Bank of Queensland FY17 Results

Band Of Queensland today announced cash earnings after tax of $378 million for FY17, up 5 per cent on FY16. Statutory net profit after tax increased by 4 per cent to $352 million.

There was a one-off $16m uplift thanks to asset sales, but the stronger results were really thanks to lower bad and doubtful debts.  Otherwise, pretty much as expected. The question is, can the NIM improvement be maintained in the ultra-competitive market, despite a small lift in past 90 day mortgage defaults?

Return on equity was 10.4%, just slightly better than FY16, but this included the $16m profit from asset disposals.

Net interest margin fell to 1.87%, but was better in 2H.

Loan growth was significantly lower in FY17, although better in 2H.

The BOQ Board has maintained a fully franked final dividend of 38 cents per ordinary share and announced a fully franked special dividend of 8 cents per ordinary share.

Second half cash earnings after tax increased 16 per cent on the first half result, supported by a $16 million profit on the disposal of a vendor finance entity. On an adjusted basis (excluding the vendor finance entity disposal), FY17 cash earnings after tax increased 1 per cent to $362 million and second half cash earnings after tax in creased 7 per cent on the prior half to $187 million.

Lending growth improved in both the housing and commercial loan portfolios.

The Virgin Money Reward Me home loan portfolio has grown ahead of expectations.

Broker settlements increased to 28%, and interest only loans was 40% in 2H16, and 39% in 1H17, but trending down, they say! 8% of loans are higher than 90% on a portfolio basis, and 19% in the 81-90% band.

These include Virgin Money home loans.

BOQ’s niche businesses continue to grow. BOQ Specialist, BOQ Finance and other commercial lending target segments have all delivered good results.

During the year, capability has been built in the niche segment of corporate healthcare, leveraging industry expertise and contacts through BOQ Specialist. Loan balances in the niche business banking segments of agribusiness, corporate healthcare & retirement living and hospitality & tourism have grown by $309 million to $1.5 billion.

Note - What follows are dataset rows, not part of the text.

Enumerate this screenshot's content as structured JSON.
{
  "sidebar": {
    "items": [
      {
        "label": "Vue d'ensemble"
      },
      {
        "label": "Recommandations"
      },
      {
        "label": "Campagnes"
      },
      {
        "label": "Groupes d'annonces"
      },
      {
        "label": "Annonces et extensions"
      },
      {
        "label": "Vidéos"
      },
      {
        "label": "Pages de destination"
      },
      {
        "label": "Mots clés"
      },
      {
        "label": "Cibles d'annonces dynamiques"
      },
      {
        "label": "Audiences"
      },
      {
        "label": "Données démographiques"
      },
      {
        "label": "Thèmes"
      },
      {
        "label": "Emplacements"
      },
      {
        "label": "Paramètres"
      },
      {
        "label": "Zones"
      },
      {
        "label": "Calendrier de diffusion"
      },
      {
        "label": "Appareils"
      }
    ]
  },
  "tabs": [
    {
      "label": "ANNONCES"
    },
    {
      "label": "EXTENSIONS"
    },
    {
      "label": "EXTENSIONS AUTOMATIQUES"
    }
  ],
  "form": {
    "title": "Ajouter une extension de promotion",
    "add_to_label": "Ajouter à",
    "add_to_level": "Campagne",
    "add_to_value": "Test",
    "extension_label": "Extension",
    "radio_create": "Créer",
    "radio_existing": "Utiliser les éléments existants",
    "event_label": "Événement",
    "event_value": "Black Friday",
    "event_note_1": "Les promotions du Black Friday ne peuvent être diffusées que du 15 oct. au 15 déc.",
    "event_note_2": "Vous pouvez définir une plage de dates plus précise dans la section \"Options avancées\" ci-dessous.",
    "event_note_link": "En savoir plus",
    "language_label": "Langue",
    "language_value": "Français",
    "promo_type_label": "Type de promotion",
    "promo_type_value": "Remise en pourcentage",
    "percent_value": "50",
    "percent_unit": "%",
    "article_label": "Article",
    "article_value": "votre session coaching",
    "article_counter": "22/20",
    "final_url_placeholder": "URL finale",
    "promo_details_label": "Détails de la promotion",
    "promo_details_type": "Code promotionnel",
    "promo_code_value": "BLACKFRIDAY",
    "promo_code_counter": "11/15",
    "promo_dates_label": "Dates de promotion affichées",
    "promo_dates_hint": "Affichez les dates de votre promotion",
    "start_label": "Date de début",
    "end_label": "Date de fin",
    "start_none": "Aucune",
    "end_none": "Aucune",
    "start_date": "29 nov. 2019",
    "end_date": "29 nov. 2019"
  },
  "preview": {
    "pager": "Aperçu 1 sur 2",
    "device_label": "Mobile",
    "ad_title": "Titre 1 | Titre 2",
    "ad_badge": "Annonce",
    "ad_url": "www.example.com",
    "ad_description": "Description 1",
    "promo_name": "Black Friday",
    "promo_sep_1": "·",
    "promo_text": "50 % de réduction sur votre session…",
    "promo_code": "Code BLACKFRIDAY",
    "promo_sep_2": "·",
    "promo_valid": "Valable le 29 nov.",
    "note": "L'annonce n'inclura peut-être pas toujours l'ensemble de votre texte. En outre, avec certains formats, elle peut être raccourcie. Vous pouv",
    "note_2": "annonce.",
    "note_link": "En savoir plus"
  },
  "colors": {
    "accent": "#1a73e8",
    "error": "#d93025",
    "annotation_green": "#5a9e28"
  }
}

BOQ Finance also made another strong contribution. The Cashflow Finance acquisition made during the year added another dimension to the business’ suite of finance products.

BOQ’s asset quality remains sound with further improvement across a range of metrics. This is the outcome of a deliberate approach to improve risk management over the past five years. Impaired assets as a percentage of gross loans were down to 44 basis points, while loan impairment expense was just 11 basis points of gross loans during the year.

However, there was a small rise in 90 days past due mortgage arrears.

BOQ has delivered on its 1 per cent underlying expense growth target with underlying expenses of $510 million. This target was achieved while still investing in the business. BOQ is continuing to invest in digitising processes, which will have the dual benefit of improving customer experiences and improving business efficiency.

BOQ’s strong capital position further improved. The CET1 ratio was up 10 basis points over the half to 9.39 per cent.

This position will be further strengthened by 20 to 25 basis points following business and regulatory changes expected to occur in the first half of FY2018. In response to these changes and BOQ’s position, the Board has determined that returning some of this excess capital to shareholders is the most appropriate course of action at this time.

A special dividend of 8 cents per ordinary share has been announced by the Board, along with suspension of the dividend reinvestment plan for the final and special dividends on ordinary shares. This will be reinstated on 24 November 2017.